Enarbolar la bandera de la santidad familiar, de la indisolubilidad y unidad matrimonial no es en modo alguno condenar las diferencias existentes sino clarificar todo aquello que nos ha sido legado por el Señor en su Revelación. Diferenciar no es satanizar sino educar a los que hacen parte de esta familia de Cristo acerca de las instrucciones del Maestro. La Iglesia está para ello, independientemente de todos los ataques de lo que pueda sufrir por defender la verdad de las Escrituras y del mensaje inmutable de nuestro Salvador.
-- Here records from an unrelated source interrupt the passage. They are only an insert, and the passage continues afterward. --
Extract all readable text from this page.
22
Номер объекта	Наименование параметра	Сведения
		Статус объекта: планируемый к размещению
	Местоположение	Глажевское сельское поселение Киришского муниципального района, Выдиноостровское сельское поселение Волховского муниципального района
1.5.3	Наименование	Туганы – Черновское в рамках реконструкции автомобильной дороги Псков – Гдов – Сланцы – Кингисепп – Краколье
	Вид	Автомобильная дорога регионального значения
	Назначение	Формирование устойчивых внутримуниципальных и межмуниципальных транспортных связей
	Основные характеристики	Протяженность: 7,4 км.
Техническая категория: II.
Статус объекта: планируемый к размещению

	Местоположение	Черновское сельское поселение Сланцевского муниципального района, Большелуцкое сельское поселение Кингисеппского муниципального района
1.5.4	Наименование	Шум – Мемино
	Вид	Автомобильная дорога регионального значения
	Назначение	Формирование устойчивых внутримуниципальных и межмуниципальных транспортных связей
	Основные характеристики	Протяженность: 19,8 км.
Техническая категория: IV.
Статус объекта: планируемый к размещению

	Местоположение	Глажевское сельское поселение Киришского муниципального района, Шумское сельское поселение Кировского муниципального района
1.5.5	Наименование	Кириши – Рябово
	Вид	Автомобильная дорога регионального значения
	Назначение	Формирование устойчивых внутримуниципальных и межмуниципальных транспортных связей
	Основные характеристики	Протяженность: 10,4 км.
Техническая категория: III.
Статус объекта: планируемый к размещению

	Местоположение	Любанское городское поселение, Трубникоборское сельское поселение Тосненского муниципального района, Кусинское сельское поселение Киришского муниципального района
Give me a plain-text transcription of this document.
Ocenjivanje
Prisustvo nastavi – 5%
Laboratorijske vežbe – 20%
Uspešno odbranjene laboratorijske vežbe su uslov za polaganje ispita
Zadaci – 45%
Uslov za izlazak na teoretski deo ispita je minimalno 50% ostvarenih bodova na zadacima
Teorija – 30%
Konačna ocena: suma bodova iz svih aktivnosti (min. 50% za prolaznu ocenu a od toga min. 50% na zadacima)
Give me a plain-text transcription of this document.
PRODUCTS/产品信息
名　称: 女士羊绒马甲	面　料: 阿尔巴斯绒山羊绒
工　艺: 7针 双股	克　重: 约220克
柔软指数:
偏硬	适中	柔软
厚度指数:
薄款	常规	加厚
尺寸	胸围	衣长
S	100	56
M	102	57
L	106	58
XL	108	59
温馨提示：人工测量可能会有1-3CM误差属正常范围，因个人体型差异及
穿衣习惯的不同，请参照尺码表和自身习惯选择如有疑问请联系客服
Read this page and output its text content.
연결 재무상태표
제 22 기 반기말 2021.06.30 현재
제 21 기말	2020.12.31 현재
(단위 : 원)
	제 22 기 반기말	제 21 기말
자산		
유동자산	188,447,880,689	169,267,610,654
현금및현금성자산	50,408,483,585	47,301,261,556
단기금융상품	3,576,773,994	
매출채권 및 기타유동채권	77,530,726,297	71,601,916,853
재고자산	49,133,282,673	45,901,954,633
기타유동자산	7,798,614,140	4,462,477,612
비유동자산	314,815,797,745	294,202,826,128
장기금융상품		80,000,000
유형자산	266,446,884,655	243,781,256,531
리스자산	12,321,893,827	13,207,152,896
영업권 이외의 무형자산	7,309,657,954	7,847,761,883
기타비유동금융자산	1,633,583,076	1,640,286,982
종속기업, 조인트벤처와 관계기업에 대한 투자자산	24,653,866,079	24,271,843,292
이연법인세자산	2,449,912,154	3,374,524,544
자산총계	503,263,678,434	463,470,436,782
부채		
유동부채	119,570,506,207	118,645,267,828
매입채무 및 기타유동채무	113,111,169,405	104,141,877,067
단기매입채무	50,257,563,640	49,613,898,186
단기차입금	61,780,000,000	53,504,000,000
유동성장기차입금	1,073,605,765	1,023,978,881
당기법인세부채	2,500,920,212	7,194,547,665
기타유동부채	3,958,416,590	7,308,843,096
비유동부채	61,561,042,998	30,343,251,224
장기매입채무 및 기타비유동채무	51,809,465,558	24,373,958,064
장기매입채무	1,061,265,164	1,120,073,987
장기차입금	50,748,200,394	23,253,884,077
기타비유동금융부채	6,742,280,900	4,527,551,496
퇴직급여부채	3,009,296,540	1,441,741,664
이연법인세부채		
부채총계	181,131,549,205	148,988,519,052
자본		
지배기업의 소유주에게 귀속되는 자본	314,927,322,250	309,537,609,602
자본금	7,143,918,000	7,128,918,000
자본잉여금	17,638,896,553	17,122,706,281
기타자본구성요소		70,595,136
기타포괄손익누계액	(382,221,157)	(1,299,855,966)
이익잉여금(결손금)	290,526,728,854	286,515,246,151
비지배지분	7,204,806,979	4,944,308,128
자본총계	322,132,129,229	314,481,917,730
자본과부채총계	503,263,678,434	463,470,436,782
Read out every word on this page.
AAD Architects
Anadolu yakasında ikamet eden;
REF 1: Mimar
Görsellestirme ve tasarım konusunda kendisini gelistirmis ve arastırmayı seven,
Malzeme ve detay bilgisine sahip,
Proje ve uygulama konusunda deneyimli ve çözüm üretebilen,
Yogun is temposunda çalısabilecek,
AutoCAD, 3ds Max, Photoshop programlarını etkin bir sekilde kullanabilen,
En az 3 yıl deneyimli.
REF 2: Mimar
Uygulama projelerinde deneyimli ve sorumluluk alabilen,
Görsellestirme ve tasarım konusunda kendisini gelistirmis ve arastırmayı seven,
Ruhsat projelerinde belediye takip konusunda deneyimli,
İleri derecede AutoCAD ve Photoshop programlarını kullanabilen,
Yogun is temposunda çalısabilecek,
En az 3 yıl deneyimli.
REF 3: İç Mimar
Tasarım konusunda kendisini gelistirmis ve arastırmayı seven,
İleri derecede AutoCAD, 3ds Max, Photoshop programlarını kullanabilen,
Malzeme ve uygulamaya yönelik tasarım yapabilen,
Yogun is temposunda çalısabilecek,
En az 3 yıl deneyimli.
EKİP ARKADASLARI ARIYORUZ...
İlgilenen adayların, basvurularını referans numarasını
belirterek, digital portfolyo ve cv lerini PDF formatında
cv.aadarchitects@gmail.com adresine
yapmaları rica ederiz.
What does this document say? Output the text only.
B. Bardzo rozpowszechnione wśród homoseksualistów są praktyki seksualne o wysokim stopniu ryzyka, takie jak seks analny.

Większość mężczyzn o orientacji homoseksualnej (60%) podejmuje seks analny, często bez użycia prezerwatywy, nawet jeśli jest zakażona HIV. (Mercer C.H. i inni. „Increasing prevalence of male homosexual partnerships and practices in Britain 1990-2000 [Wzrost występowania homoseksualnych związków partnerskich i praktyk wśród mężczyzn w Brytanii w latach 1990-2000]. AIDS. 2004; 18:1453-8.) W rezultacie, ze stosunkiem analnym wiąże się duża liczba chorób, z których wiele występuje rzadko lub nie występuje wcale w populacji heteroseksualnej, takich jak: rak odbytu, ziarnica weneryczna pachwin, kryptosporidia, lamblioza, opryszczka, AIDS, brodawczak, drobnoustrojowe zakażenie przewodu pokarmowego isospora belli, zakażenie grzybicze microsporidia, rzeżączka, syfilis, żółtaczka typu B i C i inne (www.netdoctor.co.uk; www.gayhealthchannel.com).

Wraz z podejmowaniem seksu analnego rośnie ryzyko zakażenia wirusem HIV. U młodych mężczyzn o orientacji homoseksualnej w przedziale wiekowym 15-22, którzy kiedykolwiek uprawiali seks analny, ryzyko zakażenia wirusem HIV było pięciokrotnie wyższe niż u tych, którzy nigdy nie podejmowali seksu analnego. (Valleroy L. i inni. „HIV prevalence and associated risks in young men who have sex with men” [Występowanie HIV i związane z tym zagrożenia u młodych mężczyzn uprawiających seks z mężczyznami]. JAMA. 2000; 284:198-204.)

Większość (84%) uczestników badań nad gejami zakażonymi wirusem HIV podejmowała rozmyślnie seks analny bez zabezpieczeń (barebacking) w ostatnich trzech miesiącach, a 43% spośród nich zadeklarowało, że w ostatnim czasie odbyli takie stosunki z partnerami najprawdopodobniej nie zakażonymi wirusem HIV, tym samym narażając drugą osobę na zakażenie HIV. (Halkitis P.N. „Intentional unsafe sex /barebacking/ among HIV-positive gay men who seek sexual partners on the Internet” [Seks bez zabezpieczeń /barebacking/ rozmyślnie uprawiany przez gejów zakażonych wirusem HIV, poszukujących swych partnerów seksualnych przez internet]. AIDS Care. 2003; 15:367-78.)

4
La tentación de “modernizar” nuestro pensamiento para no quedar a la zaga del mundo siempre estará al orden del día; nadie quiere parecer retrógrado, ni medieval, menos aún de pensamiento oscuro; pero el evangelio es justo lo contrario: orden en medio del caos y luz en medio de la ceguera que producen las ideas incandescentes que quieren conquistar a los incautos.
Pero estos temas no son exclusivos de quienes detentan la autoridad en la Iglesia sino de todos. Nuestra oración, adhesión al evangelio, defensa de la familia cristiana, rescate de la necesidad de hombres y mujeres que se consagran a Cristo por el Reino de Dios debe hacer parte de nuestras prioridades eclesiales y sociales.
No podemos quedar a merced del mal, es el Espíritu de Dios quien suscita la importancia de continuar defendiendo lo que ha sido otorgado por él como un don inestimable de su amor.